We repeated the regression analyses among those who participated 10–15 days after the start of the corona survey, showing almost similar results. Having heart problems was no longer significantly associated with preventive measures, while respondents in the age category 35–49 years old more often took preventive measures than the youngest subgroup of respondents.
Discussion
Main results of this prospective population based-study are that during the 2-week study period (March 2 to March 17 2020) the number of respondents who perceived the risk of being infected by the new coronavirus SARS-CoV-2 as high, increased sharply (10% to 44%). Multivariable logistic regression analyses showed that respondents with pre-outbreak respiratory and heart problems, diabetes, anxiety and depression symptoms and loneliness, and older respondents more often perceived the risk becoming ill when infected as high. Although older respondents compared to the youngest respondents less often perceived the risk of being infected as high, compared to the youngest adults they more often perceived the risk of becoming ill when infected as high. The last finding is in line with the general information provided by governmental health agencies and media before and during our study period, suggesting that this information reached these specific groups. In line with the increased perceived risk to be infected, the number of respondents who took preventive measures increase too. However, respondents with pre-outbreak respiratory problems and diabetes did not more often take preventive measures than others, although they perceived the risk of becoming ill when infected more often as high. A similar remarkable pattern was found for pre-outbreak loneliness and anxiety and depression symptoms. In addition, analyses of respondents who participated 10–15 after the start of the study showed that respondents with respiratory problems, heart problems and diabetes did not differ in the proportion of people who took preventive measures. With respect to employment status, the multivariable logistic regression analyses furthermore showed that students more often perceived the risk of infection as medium, but not more often as high compared to respondents with paid employment. Respondents with (partial) work disabilities compared to those with paid employment, more often perceived the risk of infection and becoming ill when infected as medium and high. Nevertheless, those with paid employment did not differ in the prevalence of preventive measures taken from the other employment subgroups.
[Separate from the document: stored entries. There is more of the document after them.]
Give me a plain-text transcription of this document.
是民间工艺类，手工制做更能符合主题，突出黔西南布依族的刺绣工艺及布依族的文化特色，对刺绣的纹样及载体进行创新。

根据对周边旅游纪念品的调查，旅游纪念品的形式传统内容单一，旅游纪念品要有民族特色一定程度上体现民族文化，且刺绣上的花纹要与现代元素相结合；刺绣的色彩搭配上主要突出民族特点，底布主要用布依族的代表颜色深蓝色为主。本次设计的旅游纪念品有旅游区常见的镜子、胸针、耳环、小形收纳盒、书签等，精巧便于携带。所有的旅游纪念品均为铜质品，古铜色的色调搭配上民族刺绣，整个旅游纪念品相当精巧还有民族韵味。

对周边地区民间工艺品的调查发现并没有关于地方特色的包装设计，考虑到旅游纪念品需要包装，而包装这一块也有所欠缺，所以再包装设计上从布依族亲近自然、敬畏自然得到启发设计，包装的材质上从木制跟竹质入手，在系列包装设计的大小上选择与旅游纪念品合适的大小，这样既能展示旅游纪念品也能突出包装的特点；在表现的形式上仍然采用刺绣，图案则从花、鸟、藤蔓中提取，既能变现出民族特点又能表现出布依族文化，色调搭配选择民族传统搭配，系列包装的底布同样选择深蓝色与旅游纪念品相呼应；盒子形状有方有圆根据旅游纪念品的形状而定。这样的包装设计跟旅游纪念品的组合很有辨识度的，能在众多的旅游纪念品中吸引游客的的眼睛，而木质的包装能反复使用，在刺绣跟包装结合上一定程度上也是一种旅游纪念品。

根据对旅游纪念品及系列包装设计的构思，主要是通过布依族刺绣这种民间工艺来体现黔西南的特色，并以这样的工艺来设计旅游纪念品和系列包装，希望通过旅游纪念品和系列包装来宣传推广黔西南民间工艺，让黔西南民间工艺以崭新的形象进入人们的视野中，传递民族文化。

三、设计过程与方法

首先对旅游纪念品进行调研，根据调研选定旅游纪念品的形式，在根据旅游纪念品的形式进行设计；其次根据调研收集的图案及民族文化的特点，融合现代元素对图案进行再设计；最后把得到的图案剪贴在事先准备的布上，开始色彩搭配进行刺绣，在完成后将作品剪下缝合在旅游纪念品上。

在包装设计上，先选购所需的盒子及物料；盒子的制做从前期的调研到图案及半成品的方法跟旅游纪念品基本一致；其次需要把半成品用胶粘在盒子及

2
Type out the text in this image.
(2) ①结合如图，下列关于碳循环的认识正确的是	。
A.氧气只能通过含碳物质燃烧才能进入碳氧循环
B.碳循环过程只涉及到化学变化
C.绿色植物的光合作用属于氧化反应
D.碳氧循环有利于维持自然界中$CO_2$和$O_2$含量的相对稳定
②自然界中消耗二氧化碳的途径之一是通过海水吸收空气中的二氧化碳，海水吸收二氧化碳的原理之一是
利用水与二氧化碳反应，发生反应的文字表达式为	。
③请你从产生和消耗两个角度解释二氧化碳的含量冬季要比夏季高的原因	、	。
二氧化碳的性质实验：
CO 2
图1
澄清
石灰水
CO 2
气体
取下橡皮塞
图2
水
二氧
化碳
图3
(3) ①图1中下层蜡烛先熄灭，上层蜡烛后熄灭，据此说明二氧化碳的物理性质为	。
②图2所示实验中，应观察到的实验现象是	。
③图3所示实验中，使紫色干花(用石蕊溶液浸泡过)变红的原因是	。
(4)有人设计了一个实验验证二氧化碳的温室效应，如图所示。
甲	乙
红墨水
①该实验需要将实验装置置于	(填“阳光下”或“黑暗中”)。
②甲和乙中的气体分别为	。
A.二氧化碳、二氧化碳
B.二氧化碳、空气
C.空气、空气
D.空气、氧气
Our findings are somewhat similar to the results of a study reported by the WHO Regional Office for Europe [6]. This serial cross-sectional study conducted in Germany in almost the same period as our study (week 10 and 11 2020) showed that the prevalence of respondents who perceived the risk to be infected by the coronavirus as high, increased from 16.8% to 21.4%. They furthermore reported, like us, that older respondents (60+) felt less likely be infected. In the study by Wang and colleagues [8] about 10% did not found it very likely or not likely at all to survive COVID-19. We have no data to compare these findings with. Importantly, in our study the effects of other factors that are associated with the perceived risk of corona infection were controlled for such as pre-outbreak respiratory and heart problems, and education level. Asmundson and Taylor [20] reported that, according to polls, in the US 56% was very concerned about the spread of the virus and in that Canada 7% was very concerned about becoming infected. The prevalence of respondent participating in the third and last period who used preventive measures slightly approximated the prevalence found by Wang and colleagues [8].
To date many studies on our research topic are initiated and conducted. However, when finalizing this study we were unaware of studies based on random samples among the general population published in peer-reviewed journals, on the perceived risks, the use of preventive measures and their pre-outbreak determinants, to compare our findings with.
Strengths and limitations
Strength of the present study are the use of a large traditional probability based sample drawn from the Dutch population, the prospective study-design, data on pre-outbreak physician-diagnosed diseases, and use of well validated instruments on anxiety and depression symptoms, and loneliness.
We deliberately choose to use the data that was collected in the first two weeks of the survey (response was 70.1%), to be able to share our results rapidly given the threatening global developments. However, although we distinguished three subsequent periods during these two weeks suggesting an increase in preventive measures taken, we do not know from this study if and when all respondents have taken preventive measures. In addition, we do not know from this study to what extent respondents who have taken preventive measures, will continue to comply with protection guidelines from governmental health agencies. Another limitation is that we not were able to include children. It is unknown to what extent children’s perceptions of the risks and the measures they taken resembles those of adults and especially parents and other family members. We did not systematically examine whether respondents were in quarantine, e.g. were separated and restricted in movement because they had been potentially infected by the coronavirus and their effects on perceived risks [21]. The present study does not provide information on this topic, nor how quarantine affects post-quarantine preventive behavior. Finally, it was beyond the scope of the present study to assess perceived risks and preventive measures taken, as well as its pre-outbreak predictors, among (specific groups of) the workforce when returning to work after a lockdown. For this purpose, we refer to the study of Tan and colleagues [22].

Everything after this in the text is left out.